No mercado petrolífero, o movimento de correcção ganhou força. Depois de ter negociado acima dos 90 dólares, o crude caiu para mínimos de duas semanas, com o Brent agora próximo dos 85 dólares e o WTI em torno dos 80 dólares.
A principal razão para esta queda é a perspectiva de uma redução do risco geopolítico. A divulgação de detalhes da estratégia económica norte-americana contra o Irão, as indicações de que Washington não pretende retomar, para já, os ataques militares e, sobretudo, as conversações entre o Irão e Omã sobre um quadro provisório para a reabertura do estreito de Ormuz alimentaram as expectativas de normalização dos fluxos de petróleo.
A possibilidade de um prolongamento do cessar-fogo entre Washington e Teerão reforçou esse movimento. A pressão sobre os preços é ainda agravada pelas primeiras estimativas de inventários norte-americanos, com os dados do API a apontarem para um aumento de 4,2 milhões de barris na semana terminada a 21 de Agosto.
No mercado cambial, o dólar permanece relativamente estável, com os investidores a aguardarem os dados de inflação PCE nos Estados Unidos e, sobretudo, as indicações que poderão sair de Jackson Hole no final da semana sobre a orientação futura da Reserva Federal. O índice DXY negoceia nos 98,90 pontos, enquanto o EUR/USD permanece próximo de 1,1670.
O iene também mantém-se praticamente inalterado, com o USD/JPY nos 159,00 e o EUR/JPY nos 185,70. O franco suíço continua sob pressão, com o USD/CHF nos 0,8030 e o EUR/CHF nos 0,9375. A libra mantém-se próxima dos máximos recentes, com o GBP/USD nos 1,3630 e o EUR/GBP nos 0,8560.

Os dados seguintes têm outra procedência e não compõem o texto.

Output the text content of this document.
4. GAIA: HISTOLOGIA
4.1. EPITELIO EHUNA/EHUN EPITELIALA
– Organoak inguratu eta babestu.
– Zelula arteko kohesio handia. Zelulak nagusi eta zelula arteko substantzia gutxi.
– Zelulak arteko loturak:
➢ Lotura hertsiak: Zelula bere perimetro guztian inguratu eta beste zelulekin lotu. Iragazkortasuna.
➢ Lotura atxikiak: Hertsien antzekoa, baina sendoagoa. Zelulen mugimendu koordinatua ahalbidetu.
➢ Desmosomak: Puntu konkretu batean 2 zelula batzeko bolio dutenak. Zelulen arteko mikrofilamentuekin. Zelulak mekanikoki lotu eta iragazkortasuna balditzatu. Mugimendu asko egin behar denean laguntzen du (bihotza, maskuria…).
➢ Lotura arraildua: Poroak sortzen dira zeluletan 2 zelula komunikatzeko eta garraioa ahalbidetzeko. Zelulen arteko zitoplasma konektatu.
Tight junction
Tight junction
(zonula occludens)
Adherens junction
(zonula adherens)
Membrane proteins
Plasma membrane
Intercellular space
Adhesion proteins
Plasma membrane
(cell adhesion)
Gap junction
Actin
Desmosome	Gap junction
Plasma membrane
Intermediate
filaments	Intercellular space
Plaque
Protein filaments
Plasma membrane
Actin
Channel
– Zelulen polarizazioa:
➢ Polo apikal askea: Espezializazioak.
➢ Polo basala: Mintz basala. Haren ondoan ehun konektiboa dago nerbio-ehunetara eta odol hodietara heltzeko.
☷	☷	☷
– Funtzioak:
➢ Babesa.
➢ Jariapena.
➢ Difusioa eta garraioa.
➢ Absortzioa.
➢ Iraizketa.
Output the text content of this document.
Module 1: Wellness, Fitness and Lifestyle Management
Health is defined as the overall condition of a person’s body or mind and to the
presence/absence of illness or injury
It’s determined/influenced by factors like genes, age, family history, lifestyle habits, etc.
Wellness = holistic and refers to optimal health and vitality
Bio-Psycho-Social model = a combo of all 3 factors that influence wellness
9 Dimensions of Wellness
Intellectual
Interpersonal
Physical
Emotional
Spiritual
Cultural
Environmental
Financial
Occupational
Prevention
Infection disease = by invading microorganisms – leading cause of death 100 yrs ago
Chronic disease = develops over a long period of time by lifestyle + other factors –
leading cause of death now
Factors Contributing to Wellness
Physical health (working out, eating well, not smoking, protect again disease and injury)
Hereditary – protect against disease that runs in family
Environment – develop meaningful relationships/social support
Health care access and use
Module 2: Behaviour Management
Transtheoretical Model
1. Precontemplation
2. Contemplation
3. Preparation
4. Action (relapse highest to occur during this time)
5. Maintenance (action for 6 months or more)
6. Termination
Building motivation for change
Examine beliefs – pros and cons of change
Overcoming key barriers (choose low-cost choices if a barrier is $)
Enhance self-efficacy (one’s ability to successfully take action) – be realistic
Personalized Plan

O dólar canadiano, por seu lado, enfraqueceu depois de o Governo de Mark Carney ter respondido às novas tarifas impostas por Donald Trump e anunciado medidas de apoio às empresas afectadas pelo agravamento da disputa comercial com os Estados Unidos. O USD/CAD subiu para 1,3860 e o EUR/CAD para 1,6180.

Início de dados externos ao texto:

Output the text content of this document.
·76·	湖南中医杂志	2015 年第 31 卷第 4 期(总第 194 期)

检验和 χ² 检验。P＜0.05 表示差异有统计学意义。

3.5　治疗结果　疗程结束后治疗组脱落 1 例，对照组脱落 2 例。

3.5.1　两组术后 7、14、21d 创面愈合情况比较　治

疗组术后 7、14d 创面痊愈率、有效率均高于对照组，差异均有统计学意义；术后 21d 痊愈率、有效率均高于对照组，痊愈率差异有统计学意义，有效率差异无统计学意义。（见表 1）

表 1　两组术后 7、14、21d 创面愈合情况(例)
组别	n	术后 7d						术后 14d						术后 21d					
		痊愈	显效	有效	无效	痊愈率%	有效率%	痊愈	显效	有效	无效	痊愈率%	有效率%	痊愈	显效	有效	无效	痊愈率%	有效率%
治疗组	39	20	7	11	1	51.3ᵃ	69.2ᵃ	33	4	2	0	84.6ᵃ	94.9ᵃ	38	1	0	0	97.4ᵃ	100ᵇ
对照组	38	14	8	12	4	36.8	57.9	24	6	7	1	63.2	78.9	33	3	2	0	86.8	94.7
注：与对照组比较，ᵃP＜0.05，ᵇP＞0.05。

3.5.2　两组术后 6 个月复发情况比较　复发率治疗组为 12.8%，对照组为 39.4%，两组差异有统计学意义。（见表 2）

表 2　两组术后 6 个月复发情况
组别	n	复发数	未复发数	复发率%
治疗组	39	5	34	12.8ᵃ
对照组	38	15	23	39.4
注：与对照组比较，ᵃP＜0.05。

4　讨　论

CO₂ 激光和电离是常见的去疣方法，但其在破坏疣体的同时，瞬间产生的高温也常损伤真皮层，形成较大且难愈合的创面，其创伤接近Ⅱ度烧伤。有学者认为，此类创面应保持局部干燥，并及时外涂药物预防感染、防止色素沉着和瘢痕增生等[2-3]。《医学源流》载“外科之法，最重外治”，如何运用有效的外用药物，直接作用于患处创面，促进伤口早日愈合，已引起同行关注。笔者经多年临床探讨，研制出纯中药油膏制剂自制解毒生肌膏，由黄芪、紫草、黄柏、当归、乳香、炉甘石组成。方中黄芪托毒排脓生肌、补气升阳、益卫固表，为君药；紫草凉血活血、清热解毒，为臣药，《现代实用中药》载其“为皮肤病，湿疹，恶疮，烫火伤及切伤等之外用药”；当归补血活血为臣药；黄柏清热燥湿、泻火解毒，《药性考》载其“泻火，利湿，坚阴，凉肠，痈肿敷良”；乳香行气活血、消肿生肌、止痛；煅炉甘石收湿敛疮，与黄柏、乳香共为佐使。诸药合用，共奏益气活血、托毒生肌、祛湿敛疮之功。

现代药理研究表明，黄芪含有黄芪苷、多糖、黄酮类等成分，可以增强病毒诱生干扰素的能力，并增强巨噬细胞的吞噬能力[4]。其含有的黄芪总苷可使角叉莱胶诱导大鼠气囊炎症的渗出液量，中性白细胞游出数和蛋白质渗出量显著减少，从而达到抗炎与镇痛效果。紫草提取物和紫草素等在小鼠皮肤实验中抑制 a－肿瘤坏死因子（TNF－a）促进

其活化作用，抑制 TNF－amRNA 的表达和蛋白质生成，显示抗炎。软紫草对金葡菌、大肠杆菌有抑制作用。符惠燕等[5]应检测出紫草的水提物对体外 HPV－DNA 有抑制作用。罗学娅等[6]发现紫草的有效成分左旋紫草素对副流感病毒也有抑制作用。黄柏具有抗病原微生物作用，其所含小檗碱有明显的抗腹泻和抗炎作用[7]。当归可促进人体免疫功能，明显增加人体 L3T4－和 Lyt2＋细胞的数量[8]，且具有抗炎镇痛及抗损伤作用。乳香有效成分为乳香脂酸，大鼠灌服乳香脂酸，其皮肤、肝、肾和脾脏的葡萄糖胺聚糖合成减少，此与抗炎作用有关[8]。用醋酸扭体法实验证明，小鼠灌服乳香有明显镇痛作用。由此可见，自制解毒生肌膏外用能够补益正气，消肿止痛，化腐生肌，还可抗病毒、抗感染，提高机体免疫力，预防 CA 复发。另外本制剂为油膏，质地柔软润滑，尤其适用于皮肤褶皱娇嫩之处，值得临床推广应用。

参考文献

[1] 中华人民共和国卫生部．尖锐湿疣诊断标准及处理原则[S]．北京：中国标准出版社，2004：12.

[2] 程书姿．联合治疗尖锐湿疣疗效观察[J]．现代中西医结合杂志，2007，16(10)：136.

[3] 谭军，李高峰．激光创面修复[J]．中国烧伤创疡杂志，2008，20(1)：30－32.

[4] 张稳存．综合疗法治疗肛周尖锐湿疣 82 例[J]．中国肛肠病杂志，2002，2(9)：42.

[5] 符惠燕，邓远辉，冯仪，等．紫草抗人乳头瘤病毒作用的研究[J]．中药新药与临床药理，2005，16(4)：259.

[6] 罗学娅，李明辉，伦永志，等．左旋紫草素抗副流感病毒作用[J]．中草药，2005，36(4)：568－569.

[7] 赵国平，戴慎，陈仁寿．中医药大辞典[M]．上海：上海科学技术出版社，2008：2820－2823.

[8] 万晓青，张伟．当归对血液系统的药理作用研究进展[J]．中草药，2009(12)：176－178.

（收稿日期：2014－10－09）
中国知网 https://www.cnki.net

Na Austrália, a inflação subjacente mais forte do que o esperado em Julho reforçou as expectativas de uma nova subida das taxas pelo Reserve Bank of Australia. O dólar australiano reagiu em alta, com o AUD/USD a atingir 0,7185, máximo de quase três meses.
O foco dos mercados permanece, assim, dividido entre Nvidia, inflação e bancos centrais, enquanto a evolução das negociações entre os Estados Unidos e o Irão poderá continuar a determinar a trajectória do petróleo e, por consequência, das expectativas de inflação e das yields obrigacionistas.